Test Date: 9/18 2006
Location: Merritt Island, Florida
Wind: 5-12 mph. / 4-10 knots
Water conditions: Mild wind chop
Tester: Josh Sampiero (managing editor of WindSurfing magazine)
Weight: 220 lbs. / 99 kg.
Sail: 9.5 Aerotech Dagger
Exocet Warp-X 380 - 2007
Volume: 280 liters
Width: 65 cm.
Width (30 cm. from tail ): 31 cm.
Weight: 29.5 lbs. / 13,4 kg.
Fin box/fin: 52 cm. Tuttle box; centerboard foil 80 cm.
Sail size range: 6.5-9.5 m
After checking out the Warp-X 380 on the showroom floor at Surf Expo, I knew it was one of the boards I'd want to ride in the demo day's light winds. Its parallel rails and narrow tail look as if they'd cut through the water quickly and cleanly. An adjustable mast track and retractable centerboard mean this board is geared for old-school longboard racing. But it's got one cool new feature – a large removable tailpiece, designed to increase waterline in light air when engaged, and reduce wetted surface when planing for more of a shortboard feel when removed. We'll see if it works.
The first look I have at the Warp-X on the water happens while I'm sailing – Jackie Butzen, owner of Windward Sports in Chicago, comes cruising up behind me and then blows by me like I'm standing still. This is definitely the next board I'm grabbing when I get back to the beach.
I climb on in a gust, sheet in – and start smoothly but quickly accelerating. The board railed up quickly and I was soon looking for the forward strap. But the real magic happened as the gust ended and the glide continued.
Unlike hybrid-style longboards I've ridden, the pressure from the rail is gentle. The narrow tail releases water cleanly, just as expected. My favorite thing is that it's got gears – instead of the instant acceleration, I gain speed at a constant rate.
For someone who learned to sail on Formula gear, I find the adjustable mast track cool. The Warp-X's mast track adjusts almost too easily – a few times I unintentionally engage it while moving around the board – but it's fun to experiment and see what a huge difference the mast track positioning can make. With the 9.5 Dagger sail, I kept the mast forward until about 10-12 mph, then I moved it back as the board cruised onto a plane.
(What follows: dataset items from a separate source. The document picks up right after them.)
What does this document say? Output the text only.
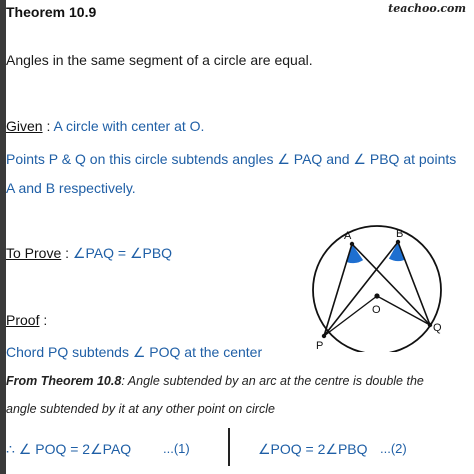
Theorem 10.9	teachoo.com
Angles in the same segment of a circle are equal.
Given : A circle with center at O.
Points P & Q on this circle subtends angles ∠ PAQ and ∠ PBQ at points
A and B respectively.
To Prove : ∠PAQ = ∠PBQ
Proof :
Chord PQ subtends ∠ POQ at the center
From Theorem 10.8: Angle subtended by an arc at the centre is double the
angle subtended by it at any other point on circle
∴ ∠ POQ = 2∠PAQ ...(1)	∠POQ = 2∠PBQ ...(2)
A	B
O
P
Q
After a few sessions with the removable tailpiece in, I take a few runs with it removed. The board definitely loses a knot or two in displacement mode but it feels much looser on a plane. It's still not a shortboard – but there is a difference.
Heading up … tacking … still tacking … hopping to the other side … still tacking … OK, done. Sailors who are used to shortboard quick tacks should definitely plan ahead – I needed a little more space to get this baby around. The cool part? If I moved quickly and stayed light on my feet, I could maintain windward progress while tacking.
Jibing can be done in a relatively smaller space. Throw the clew up, get back on the tail and it'll pivot around fast.
This board has me seriously rethinking my Florida light-air quiver. It's technical but fun, and to be honest, I've never felt like I was going so fast without being on a full shortboard-like plane. Speed is windsurfing's most intrinsic appeal, and the Warp-X doesn't need a lot of wind to get you there. The Warp-X's long waterline and narrow tail naturally invite comparison to one of the most talked-about boards of the year, the Starboard Serenity. In fact, I had a chance to ride the Serenity on the same day in the same conditions I rode the Warp-X. Although the Serenity was one of the most innovative and unique boards I've ever sailed, the Exocet is the one that would make it into my personal board rack. Here's why:
Stability - The Exocet's slightly wider outline and flatter hull keep it more stable on the water – especially going downwind. Also, the Exocet is a board I'd feel comfortable letting aggressive novice sailors progress on; whereas I feel they might find the Serenity's narrow and less stable outline frustrating.
Range - The Serenity is a specialized board that performs well in a very limited range of wind. In fact, the Starboard brochure claims the Serenity performs best in 2-9 knots. The Warp-X, with both windward and reaching straps and an adjustable centerboard and mast track, promises a lot more range – an experienced sailor could sail it in 20 knots or more.
The Warp-X is race-ready and there's an established open longboard class for it. The retractable centerboard, adjustable mast track and foot straps (things the Serenity lacks) mean the Warp-X is much more at home on the race course.
In the end, though, each of these of boards has the feeling that many windsurfers have been missing for a long time -- the simple pleasure of the glide. Each board is suited to a particular sailor – it's up to you to decide exactly what you're looking for."